A recent blockchain analysis has pinpointed a dramatic shift in trading patterns this year from Asia to North America and Europe.
By analyzing trading activity on centralized exchanges from different days and time zones, blockchain data firm Kaiko found that on Coinbase, Gemini and Kraken, the ratio between the volume of weekend and weekly BTC/USD trading doubled from March 2020. This finding showed that the average weekend bitcoin trading volume is growing relative to the average weekday volume on the three exchanges that are more popular among users in the West.
Meanwhile, as the chart below shows, the ratio of the BTC/USDT pair on crypto-to-cyrpto exchanges Binance, Huobi and OKEx has remained at around 1 in weekday and weekend volume over the past year. The three exchanges represent the power of retail investors in East Asia, especially in China.
On the derivatives market, Kaiko saw that, on an hourly basis, trading volume for bitcoin perpetual futures contracts on Binance and FTX, the two biggest derivatives exchanges, surged around 16:00 UTC. The peak trading time on the two exchanges overlaps between European and U.S. trading hours, suggesting that European Union and U.S. jurisdictions have become “extremely” significant for global crypto exchanges.
“With China cracking down on crypto trading and businesses, a lot of the volume has shifted to North America in the last 12 months,” said Kevin Kang, founding principal of U.S.-based quant hedge fund BKCoin Capital.
Kaiko’s report also show that while the crypto community has focused on the growing presence of institutional investors, it may have underestimated an increase in retail investors.
“This trend conflicts with bitcoin’s institutional narrative as it supposes that retail participation is increasing,” Dessislava Aubert, research analyst at Kaiko, told CoinDesk.
Kaiko’s findings also highlight how investors from traditional finance may have played a role in changing trading behaviors, according to market observers.
Rising weekend trading volume could be partly attributed to automated trading tools that can move some trading activities to weekends, according to Kaiko. Traders who usually conduct large-volume transactions may choose to split their orders into smaller sizes over a longer period of time to “minimize the execution costs and price impact,” Kaiko said.
“As more traditional market makers and quant shops [are] coming into the [crypto] space, we see higher liquidity on weekends than we saw in the past,” Kang said.

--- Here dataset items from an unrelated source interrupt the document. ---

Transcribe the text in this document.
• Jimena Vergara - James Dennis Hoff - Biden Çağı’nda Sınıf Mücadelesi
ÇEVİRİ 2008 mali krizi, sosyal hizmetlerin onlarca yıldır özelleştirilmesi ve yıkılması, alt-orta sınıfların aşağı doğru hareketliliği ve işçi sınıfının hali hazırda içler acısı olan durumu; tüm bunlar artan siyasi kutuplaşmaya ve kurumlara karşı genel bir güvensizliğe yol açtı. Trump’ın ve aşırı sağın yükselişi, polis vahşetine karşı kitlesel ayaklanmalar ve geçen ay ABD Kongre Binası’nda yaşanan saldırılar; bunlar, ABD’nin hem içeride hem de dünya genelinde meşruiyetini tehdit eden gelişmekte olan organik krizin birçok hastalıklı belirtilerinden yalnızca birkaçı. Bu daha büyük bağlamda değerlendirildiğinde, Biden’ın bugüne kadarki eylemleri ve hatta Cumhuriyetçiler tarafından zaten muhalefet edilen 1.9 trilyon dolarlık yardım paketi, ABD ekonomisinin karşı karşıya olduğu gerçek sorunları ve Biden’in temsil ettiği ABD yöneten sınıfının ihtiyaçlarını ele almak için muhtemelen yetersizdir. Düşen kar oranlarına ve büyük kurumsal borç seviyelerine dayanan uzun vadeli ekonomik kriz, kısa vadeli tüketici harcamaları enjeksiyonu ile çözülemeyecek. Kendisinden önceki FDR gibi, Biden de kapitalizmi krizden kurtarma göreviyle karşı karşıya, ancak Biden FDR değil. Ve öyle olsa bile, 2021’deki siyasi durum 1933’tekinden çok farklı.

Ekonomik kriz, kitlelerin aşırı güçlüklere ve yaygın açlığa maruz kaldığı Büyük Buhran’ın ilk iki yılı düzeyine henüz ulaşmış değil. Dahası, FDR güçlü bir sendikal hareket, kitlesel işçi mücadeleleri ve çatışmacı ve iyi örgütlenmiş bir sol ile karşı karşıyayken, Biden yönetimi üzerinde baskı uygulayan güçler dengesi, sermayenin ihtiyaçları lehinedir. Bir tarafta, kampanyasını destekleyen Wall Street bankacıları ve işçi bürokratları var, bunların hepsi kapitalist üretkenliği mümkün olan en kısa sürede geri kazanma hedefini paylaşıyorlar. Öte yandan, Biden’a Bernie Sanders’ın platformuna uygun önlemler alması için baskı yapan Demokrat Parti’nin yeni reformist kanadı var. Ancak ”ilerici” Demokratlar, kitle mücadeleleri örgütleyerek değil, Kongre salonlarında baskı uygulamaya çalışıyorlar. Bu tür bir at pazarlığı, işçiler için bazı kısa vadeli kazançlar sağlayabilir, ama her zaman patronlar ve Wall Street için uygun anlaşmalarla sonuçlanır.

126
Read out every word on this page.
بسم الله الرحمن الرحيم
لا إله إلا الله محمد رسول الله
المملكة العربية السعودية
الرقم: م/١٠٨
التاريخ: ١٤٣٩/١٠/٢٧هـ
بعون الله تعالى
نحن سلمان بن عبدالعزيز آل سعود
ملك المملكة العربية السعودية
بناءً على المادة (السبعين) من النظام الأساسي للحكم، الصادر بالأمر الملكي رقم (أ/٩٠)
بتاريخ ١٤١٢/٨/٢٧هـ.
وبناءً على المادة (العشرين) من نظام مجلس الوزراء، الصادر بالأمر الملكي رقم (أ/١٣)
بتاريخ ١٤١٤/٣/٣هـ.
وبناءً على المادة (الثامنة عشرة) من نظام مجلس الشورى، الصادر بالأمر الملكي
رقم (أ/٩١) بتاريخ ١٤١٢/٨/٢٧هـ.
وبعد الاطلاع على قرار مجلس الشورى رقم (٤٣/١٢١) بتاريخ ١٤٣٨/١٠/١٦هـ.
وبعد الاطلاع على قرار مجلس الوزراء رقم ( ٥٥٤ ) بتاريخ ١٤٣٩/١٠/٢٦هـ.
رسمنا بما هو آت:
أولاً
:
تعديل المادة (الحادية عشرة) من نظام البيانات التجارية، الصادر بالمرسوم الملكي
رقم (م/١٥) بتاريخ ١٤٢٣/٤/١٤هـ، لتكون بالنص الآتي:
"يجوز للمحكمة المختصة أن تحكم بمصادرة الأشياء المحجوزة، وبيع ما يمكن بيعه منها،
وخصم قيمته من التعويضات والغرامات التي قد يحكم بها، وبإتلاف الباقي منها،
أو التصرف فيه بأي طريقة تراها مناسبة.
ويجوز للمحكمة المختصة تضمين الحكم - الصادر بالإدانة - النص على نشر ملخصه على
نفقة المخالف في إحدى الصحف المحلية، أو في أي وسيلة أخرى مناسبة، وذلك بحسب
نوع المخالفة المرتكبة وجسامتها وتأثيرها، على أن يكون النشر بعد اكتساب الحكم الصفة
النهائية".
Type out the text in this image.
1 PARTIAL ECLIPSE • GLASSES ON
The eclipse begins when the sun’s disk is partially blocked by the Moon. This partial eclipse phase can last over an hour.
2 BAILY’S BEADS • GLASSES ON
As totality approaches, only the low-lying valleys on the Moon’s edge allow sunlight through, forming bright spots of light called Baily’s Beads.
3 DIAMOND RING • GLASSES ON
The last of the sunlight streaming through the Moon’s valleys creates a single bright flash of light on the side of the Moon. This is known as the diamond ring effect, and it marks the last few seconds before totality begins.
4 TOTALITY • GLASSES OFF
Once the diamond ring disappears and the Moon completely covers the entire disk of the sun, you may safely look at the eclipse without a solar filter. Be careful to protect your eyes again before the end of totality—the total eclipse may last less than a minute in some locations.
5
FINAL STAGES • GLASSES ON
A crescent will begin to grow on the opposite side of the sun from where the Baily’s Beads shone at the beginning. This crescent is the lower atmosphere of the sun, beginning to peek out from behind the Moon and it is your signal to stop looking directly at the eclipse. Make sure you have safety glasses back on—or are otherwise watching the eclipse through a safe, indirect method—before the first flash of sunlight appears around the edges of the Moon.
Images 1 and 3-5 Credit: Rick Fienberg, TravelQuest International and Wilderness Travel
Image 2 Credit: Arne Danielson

Joel Kruger, cryptocurrency strategist at institutional crypto exchange LMAX Digital, told CoinDesk that the trading volume in the past weekend at LMAX Digital was up by 85% from the weekend before, as institutional investors tracked the hotly debated $28 billion tax reporting provision of the $1 trillion U.S. infrastructure bill.
“We’re definitely seeing institutional players taking advantage of the 24-7 access to markets,” Kruger said. “This means being able to react to developments as they’re happening as opposed to being stuck in a position and needing to wait for the market to open up on Monday.”